THE Allen Institute for AI created the open language model, or OLMo, which is a large open source language model whose goal is to advance the science of language models through open research. It marks a major step in the evolution of major language models.
Unlike current large open language models like Lama And Mistral, which could limit access to their training data, architectures or evaluation methodologies, OLMo stands out by offering full access to its pre-training data, training code, model weights and its evaluation suite. This opening aims to enable academics and researchers to collectively study and advance the field of language modeling.
OLMo represents a collaborative effort to advance the science of language models. The developers behind the LLM are on a mission to empower academics and researchers by giving them access to the training code, models, and assessment code needed for open research.
The architecture of OLMo is built on that of AI2 Dolma dataset, which presents an open corpus of three trillion tokens. It includes full model weights for four 7B scale model variants, each trained to at least 2T tokens. Innovative aspects of OLMo include its training approaches, its size, and the diversity of data it was trained on. The unique features that set it apart from its predecessors are its open source nature and comprehensive release of training and assessment tools.
OLMo’s key differentiators include:
Complete pre-training data and code: OLMo is built on AI2’s Dolma dataset, comprising an open corpus of three trillion tokens that covers a diverse mix of web content, academic publications, codes, books, and encyclopedic documents. This dataset is publicly available, allowing researchers to understand and leverage the exact data used to train the models.
Full frame version: The framework includes not only model weights, but also training code, inference code, training metrics, and logs for four 7B-scale model variants. It even provides over 500 checkpoints per model for in-depth evaluation, all under the Apache 2.0 license.
Assessment and reference tools: AI2 is released Paloma, a benchmark for evaluating language models in various domains. This allows for standardized performance comparisons and deeper insights into the model’s capabilities and limitations.
Unlike its contemporaries like Llama and Mistral, who have made significant contributions to the AI landscape through their respective advancements and specializations, OLMo’s commitment to openness and transparency sets a new precedent. It promotes a collective and transparent approach to ethically understanding, improving and advancing the capabilities of language models.
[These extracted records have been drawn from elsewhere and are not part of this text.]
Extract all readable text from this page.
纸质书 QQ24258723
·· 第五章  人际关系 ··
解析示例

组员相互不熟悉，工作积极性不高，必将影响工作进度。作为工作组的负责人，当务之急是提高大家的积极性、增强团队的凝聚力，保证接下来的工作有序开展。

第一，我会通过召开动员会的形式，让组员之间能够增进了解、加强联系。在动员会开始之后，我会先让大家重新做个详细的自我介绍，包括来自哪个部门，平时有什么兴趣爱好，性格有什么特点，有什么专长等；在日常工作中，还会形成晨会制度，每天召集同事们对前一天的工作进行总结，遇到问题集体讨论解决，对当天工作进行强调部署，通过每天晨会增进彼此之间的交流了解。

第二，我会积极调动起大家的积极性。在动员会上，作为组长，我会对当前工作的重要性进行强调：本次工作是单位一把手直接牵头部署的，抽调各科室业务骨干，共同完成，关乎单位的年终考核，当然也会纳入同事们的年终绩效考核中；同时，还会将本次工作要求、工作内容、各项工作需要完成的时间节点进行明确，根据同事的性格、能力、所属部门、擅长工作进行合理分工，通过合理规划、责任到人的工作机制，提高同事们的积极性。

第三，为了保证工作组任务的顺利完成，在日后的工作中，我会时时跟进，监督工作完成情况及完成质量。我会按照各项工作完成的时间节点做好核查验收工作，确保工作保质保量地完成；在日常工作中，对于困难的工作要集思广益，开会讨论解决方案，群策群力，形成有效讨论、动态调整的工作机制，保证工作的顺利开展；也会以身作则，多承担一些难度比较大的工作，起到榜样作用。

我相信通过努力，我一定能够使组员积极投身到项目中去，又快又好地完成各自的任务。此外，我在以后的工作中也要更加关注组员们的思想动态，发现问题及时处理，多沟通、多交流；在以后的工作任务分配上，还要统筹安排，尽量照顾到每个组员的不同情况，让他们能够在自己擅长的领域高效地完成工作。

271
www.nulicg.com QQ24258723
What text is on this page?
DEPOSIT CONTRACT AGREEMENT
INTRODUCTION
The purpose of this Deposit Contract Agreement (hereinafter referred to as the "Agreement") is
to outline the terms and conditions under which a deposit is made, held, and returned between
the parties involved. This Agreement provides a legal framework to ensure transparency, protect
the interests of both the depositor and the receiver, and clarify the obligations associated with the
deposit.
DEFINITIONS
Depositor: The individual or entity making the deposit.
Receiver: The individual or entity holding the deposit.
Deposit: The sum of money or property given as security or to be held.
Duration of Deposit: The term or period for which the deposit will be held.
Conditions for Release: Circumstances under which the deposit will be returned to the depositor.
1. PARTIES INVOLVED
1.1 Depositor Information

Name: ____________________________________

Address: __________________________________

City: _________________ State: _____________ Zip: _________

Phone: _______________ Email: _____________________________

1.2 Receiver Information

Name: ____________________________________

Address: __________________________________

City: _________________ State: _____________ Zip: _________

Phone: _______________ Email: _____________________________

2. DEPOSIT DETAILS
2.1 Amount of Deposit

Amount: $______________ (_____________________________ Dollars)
AI2’s development of OLMo is a collaborative effort involving partnerships with several organizations and institutions. AI2 has partnered with AMD and CSC, using the GPU portion of the pre-exascale LUMI supercomputer powered entirely by an AMD processor. This collaboration extends to the hardware and computing resources necessary for the development of OLMo.
AI2 has partnered with organizations such as AI surge And MosaicML for data and training code. These partnerships are crucial to providing the diverse data sets and sophisticated training methodologies that support OLMo’s capabilities. The collaboration with the Paul G. Allen School of Computer Science and Engineering at the University of Washington and Databricks, Inc.. also played a central role in the realization of the OLMo project.
It’s important to note that OLMo’s current architecture is not the same as the models that power chatbots or AI assistants, which use instruction-based models. However, it is on the roadmap. According to AI2, there will be many improvements to the model in the future. In the coming months, there are plans to iterate on OLMo by introducing different model sizes, modalities, datasets, and capabilities to the OLMo family. This iterative process aims to continually improve the performance and usefulness of the model to the research community.
OLMo’s open and transparent approach, along with its advanced capabilities and commitment to continuous improvement, make it a major step in the evolution of LLMs.